There's a Film Forum retro going on right now, and most of these are screening. I saw WIND last night, and thought it was minor, but fascinating, especially the sequences on Cottonmouth's island. The whole outlaw ethos, and "protest" speech are incredibly powerful.
The production was a nightmare, as detailed in Bernard Eisenschitz's great bio of Ray, "An American Journey". The producer, Stuart Schulberg, and his screenwriter brother Budd, basically wrested the shoot away from Ray, claiming he was unstable. In any case, the best scene, the drinking contest between Ives and Plummer, was the last sequence Ray shot. Schulberg helmed the final sequence. Ray wanted his name taken off, but it didn't happen.

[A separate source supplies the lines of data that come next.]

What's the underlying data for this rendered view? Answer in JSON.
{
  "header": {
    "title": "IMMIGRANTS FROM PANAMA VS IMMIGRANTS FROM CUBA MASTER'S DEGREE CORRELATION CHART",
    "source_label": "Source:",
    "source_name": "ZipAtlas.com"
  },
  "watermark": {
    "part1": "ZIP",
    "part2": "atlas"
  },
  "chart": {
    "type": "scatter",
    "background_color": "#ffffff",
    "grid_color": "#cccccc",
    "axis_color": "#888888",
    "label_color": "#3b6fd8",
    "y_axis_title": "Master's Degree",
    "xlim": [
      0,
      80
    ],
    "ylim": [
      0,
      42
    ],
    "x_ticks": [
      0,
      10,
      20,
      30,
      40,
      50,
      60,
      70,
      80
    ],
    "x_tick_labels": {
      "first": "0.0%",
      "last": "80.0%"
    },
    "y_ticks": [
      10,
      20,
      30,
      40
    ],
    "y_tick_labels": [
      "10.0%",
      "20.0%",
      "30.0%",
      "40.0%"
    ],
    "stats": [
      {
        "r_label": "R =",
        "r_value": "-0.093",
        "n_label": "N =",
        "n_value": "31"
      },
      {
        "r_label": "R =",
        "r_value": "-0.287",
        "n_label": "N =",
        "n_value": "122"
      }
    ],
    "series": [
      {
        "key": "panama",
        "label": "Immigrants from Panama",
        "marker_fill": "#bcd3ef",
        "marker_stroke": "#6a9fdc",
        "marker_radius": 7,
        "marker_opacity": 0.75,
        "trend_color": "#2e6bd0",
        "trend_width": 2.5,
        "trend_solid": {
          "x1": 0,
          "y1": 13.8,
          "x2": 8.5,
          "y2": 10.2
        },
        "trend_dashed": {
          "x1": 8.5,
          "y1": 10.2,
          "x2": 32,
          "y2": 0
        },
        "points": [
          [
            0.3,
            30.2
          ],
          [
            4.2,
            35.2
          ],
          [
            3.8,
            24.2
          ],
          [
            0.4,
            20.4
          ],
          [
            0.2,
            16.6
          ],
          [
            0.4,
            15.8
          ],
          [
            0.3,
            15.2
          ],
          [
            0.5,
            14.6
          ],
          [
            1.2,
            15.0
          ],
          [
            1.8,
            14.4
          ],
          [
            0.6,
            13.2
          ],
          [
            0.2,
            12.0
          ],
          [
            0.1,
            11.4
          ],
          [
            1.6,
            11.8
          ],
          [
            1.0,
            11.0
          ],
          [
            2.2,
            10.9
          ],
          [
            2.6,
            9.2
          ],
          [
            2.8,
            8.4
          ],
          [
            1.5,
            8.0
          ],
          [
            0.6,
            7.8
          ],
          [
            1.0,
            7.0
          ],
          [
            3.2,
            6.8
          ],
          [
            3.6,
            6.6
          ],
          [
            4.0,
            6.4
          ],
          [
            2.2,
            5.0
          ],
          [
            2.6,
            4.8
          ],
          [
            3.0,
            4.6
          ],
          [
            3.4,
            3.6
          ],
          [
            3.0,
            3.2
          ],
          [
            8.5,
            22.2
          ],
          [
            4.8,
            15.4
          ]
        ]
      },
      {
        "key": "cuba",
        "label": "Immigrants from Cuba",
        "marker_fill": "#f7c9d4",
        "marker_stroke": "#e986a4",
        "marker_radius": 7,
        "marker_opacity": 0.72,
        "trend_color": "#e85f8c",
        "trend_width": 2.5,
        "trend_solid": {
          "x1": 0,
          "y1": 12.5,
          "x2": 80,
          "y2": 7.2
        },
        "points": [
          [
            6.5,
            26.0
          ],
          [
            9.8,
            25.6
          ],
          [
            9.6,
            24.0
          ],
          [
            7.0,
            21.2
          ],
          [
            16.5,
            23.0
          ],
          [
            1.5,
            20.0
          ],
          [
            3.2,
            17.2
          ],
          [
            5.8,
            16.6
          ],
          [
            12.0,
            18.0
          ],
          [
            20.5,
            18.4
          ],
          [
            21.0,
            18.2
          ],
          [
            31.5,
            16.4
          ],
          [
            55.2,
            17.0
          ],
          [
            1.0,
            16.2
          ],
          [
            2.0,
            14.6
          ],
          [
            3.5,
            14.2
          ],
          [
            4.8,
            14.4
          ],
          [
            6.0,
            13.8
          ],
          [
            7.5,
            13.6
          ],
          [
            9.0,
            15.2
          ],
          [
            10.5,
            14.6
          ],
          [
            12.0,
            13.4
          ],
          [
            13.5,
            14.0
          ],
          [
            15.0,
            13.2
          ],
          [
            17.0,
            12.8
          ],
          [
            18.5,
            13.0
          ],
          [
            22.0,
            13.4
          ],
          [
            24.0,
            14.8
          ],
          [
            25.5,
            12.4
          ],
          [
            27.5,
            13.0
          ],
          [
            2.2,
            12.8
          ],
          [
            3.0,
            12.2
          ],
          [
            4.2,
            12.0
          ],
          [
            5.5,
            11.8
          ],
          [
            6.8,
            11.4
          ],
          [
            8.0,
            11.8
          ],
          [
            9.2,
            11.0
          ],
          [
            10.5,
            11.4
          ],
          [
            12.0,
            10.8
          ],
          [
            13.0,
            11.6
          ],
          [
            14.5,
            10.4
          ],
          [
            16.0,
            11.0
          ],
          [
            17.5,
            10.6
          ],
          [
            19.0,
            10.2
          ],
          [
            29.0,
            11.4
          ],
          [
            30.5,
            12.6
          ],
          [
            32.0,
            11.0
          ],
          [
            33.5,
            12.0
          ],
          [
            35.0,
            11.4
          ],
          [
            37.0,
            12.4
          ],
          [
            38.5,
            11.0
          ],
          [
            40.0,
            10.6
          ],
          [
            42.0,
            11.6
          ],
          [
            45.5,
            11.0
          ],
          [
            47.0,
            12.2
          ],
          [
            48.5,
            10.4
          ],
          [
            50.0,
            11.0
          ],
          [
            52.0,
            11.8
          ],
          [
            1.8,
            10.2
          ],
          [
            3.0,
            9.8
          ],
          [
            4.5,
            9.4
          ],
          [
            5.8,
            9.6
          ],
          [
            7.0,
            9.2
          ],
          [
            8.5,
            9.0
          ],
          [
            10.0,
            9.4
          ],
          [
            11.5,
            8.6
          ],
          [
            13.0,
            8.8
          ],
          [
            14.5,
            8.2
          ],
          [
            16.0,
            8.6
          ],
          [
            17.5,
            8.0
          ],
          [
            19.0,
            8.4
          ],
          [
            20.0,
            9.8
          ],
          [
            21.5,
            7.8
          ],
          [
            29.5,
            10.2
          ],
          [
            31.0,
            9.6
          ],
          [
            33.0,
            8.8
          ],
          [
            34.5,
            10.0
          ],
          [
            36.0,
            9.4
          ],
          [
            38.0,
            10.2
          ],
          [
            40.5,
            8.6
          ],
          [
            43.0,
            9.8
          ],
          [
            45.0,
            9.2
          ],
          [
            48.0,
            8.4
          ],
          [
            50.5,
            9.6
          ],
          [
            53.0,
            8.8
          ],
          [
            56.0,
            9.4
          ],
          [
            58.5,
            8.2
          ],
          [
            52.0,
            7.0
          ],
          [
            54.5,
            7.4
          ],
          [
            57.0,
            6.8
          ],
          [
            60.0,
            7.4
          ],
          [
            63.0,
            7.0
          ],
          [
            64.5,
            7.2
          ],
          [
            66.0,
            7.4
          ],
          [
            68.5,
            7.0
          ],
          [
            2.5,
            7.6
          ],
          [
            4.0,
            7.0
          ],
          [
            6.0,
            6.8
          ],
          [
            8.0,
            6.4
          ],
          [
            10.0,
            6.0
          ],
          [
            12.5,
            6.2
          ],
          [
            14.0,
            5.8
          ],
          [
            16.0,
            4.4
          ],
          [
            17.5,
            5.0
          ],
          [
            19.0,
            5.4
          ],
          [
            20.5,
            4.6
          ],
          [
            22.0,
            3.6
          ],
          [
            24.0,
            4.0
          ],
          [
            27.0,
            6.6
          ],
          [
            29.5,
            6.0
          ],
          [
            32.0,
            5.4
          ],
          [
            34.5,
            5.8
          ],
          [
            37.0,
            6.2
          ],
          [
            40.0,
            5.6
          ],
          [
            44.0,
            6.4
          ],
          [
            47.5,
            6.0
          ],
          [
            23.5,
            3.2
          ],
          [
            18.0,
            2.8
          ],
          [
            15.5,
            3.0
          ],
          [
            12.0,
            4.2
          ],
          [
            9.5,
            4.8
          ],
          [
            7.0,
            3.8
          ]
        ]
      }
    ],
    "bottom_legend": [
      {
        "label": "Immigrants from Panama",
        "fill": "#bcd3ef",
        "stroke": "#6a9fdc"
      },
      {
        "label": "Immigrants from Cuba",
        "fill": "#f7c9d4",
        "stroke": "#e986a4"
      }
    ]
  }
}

Party Girl shows next Thursday. I'm pumped.
Rob, I don't wholly disagree with your assessment of Winds Across the Everglades. I'm not sure I would use the word minor, simply because it embodies the director's work fairly saliently, but certainly there is something off about it. It is rather clearly the least of the three in terms of quality.
It definitely exhibits Ray's thematic concerns (outlaws, subversion, etc.), but the execution is wanting due to production circumstances. Scenes were removed and reams were cut out by the Schulbergs. I'd take Born to be Bad over it, even though Ray's influence is harder to detect, aside from his casting of Robert Ryan, whom I'm in love with.
The drinking contest sequence is worth most directors' entire output, though.
The drinking contest sequence is worth most directors' entire output, though. Agreed. Really, whatever excellence there is in Wind Across the Everglades, and I would agree that there isn't too much, is more or less limited to this sequence. (Accordingly, in the spirit of revisionism, I have added a couple of sentences to better construe this in the original piece. Rob, thank you for keeping me honest here.)
I have not had the chance to see Born to be Bad, which does rank near the top of my Nick Ray to-see list.
Also, on our recent discussion over at Movie Morlocks, I did go ahead and re-see Sudden Impact, which upon a second viewing I found phenomenal, easily among Eastwood's best. I will have to find some venue to record my thoughts on it, be it here or elsewhere. I would say that I agree with the very strong Hitchcock connection, though I think it is more Strangers on a Train / North by Northwest than Vertigo, in spite of the San Francisco location, Locke's appearance (more Marnie, actually?) and especially its double-chase structure. Truly masterful, thanks for the recommendation; Firefox is in the mail.